HAKARI-Bench

NanoRuMTEB / miracl_ru

Overview

miracl_ru is a Russian factual passage retrieval task from NanoRuMTEB. The queries are short Russian natural-language questions, and the documents are Russian Wikipedia passages. Many queries have multiple relevant passages, often from the same entity or topic. The task measures native Russian ad hoc retrieval rather than translation or English-centered search. Dense retrieval is the strongest top-rank profile, reranking_hybrid has the best recall@100, and BM25 remains a strong lexical baseline because entity names and titles often overlap directly.

Details

What the Original Data Measures

MIRACL is a multilingual retrieval benchmark covering 18 languages, including Russian. It uses Wikipedia passages, native-language queries, and relevance judgments created for multilingual information retrieval.

ruMTEB includes MIRACL retrieval as a Russian benchmark task. The Nano version uses the MIRACL Russian hard-negative setting, where candidates are drawn from retrieval pools and the evaluation focuses on ranking answer-bearing passages.

Observed Data Profile

The Nano split contains 200 queries, 10,000 documents, and 579 positive qrel rows. Queries average 45.37 characters, while documents average 517.26 characters. Positives per query average 2.90, with a minimum of 1, a median of 2, and a maximum of 10. There are 136 multi-positive queries, 68.0% of the split.

Example queries ask whether "Agents of S.H.I.E.L.D." is a drama series, whether China is a socialist state, whether the Cipher Bureau worked on breaking Enigma, how long Tolstoy wrote "War and Peace", and how many days Euromaidan lasted in Ukraine.

BM25 Evaluation Profile

The BM25 candidate subset uses top-500 candidates and reaches nDCG@10 of 0.5154, hit@10 of 0.8250, and recall@100 of 0.9326. BM25 is a strong baseline because many Russian questions contain entity names, titles, or distinctive factual terms that appear in relevant Wikipedia passages.

Its limitation is passage selection. BM25 may retrieve the correct article but not the answer-bearing passage, or overrank a prominent entity passage that shares surface terms but does not answer the question.

Dense Evaluation Profile

The dense candidate subset from harrier_oss_v1_270m uses top-500 candidates and reaches nDCG@10 of 0.7938, hit@10 of 0.9550, and recall@100 of 0.9585. Dense retrieval is the strongest profile for early ranking.

This suggests that embedding similarity captures Russian question-passage semantics beyond direct word overlap. It helps with paraphrase, inflectional variation, and cases where the answer is expressed in a later explanatory passage.

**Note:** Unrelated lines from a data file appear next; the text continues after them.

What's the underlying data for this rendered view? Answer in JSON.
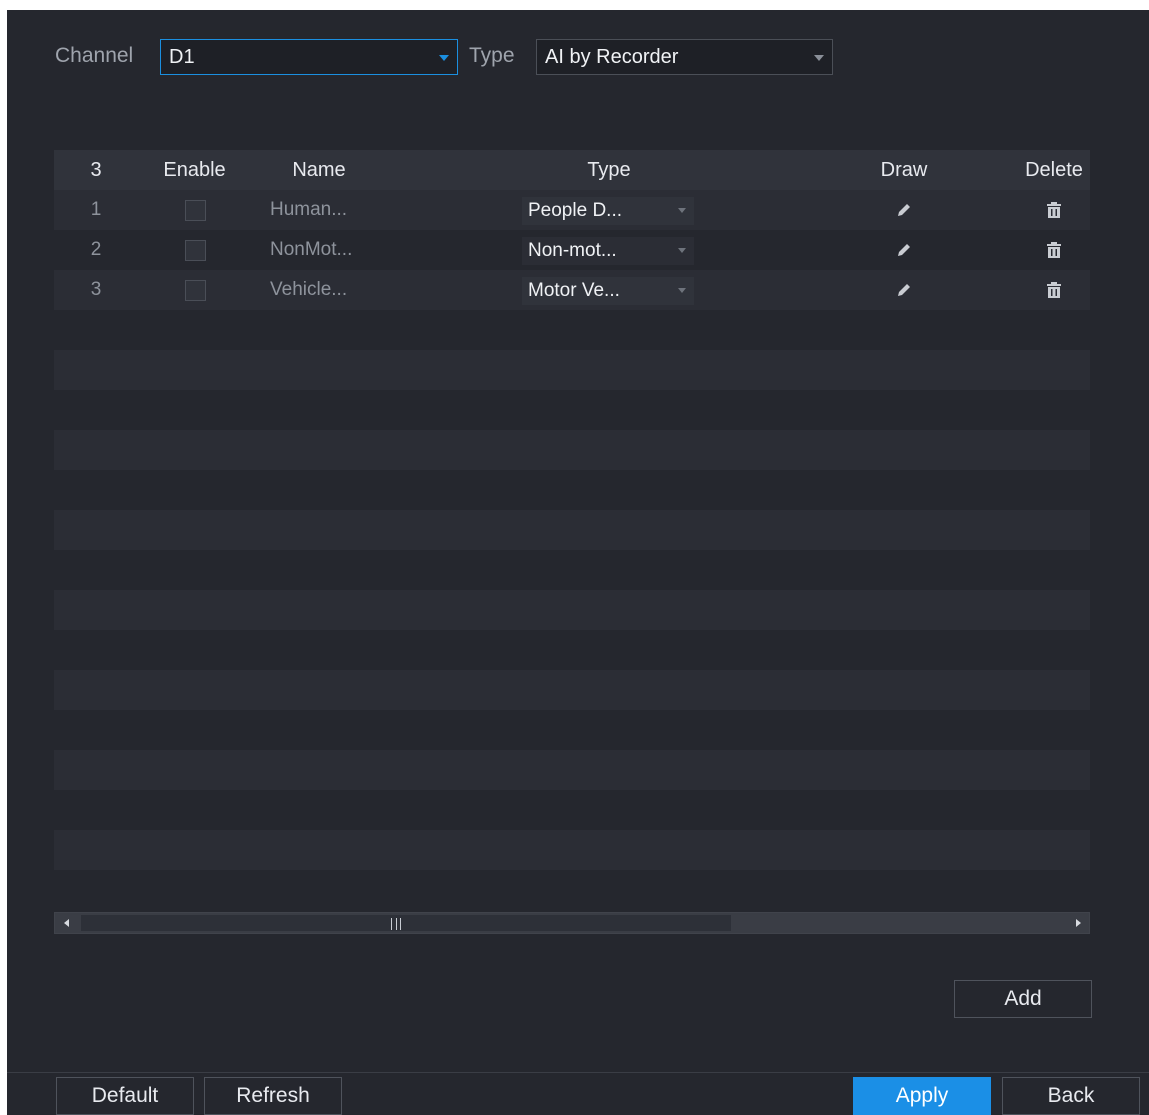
{
  "filters": {
    "channel_label": "Channel",
    "channel_value": "D1",
    "type_label": "Type",
    "type_value": "AI by Recorder"
  },
  "table": {
    "headers": {
      "count": "3",
      "enable": "Enable",
      "name": "Name",
      "type": "Type",
      "draw": "Draw",
      "delete": "Delete"
    },
    "rows": [
      {
        "num": "1",
        "name": "Human...",
        "type": "People D..."
      },
      {
        "num": "2",
        "name": "NonMot...",
        "type": "Non-mot..."
      },
      {
        "num": "3",
        "name": "Vehicle...",
        "type": "Motor Ve..."
      }
    ],
    "total_rows_visible": 17
  },
  "buttons": {
    "add": "Add",
    "default": "Default",
    "refresh": "Refresh",
    "apply": "Apply",
    "back": "Back"
  },
  "icons": {
    "draw": "pencil-icon",
    "delete": "trash-icon",
    "scroll_left": "arrow-left-icon",
    "scroll_right": "arrow-right-icon"
  },
  "colors": {
    "background": "#25272e",
    "accent": "#1b8fe6",
    "header_bg": "#30333b"
  }
}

Reranking Hybrid Evaluation Profile

The reranking_hybrid subset uses top-100 candidates, with 1 row receiving the optional rank-101 safeguard. It reaches nDCG@10 of 0.6646, hit@10 of 0.9050, and recall@100 of 0.9948. Hybrid retrieval has the best recall@100 but lower top-rank quality than dense retrieval.

The pattern shows that sparse and dense signals are complementary for candidate coverage. BM25 contributes exact entity and title matching, while dense retrieval is better at ordering answer-bearing passages near the top.

Metric Interpretation for Model Researchers

Because many queries have multiple positives, nDCG@10 measures whether several relevant passages are ranked early, hit@10 measures whether at least one positive appears in the first ten, and recall@100 measures how much relevant material is available for reranking.

For miracl_ru, dense nDCG@10 is the main first-stage quality signal. Hybrid recall@100 is valuable when a reranker can distinguish answer-bearing passages from related passages.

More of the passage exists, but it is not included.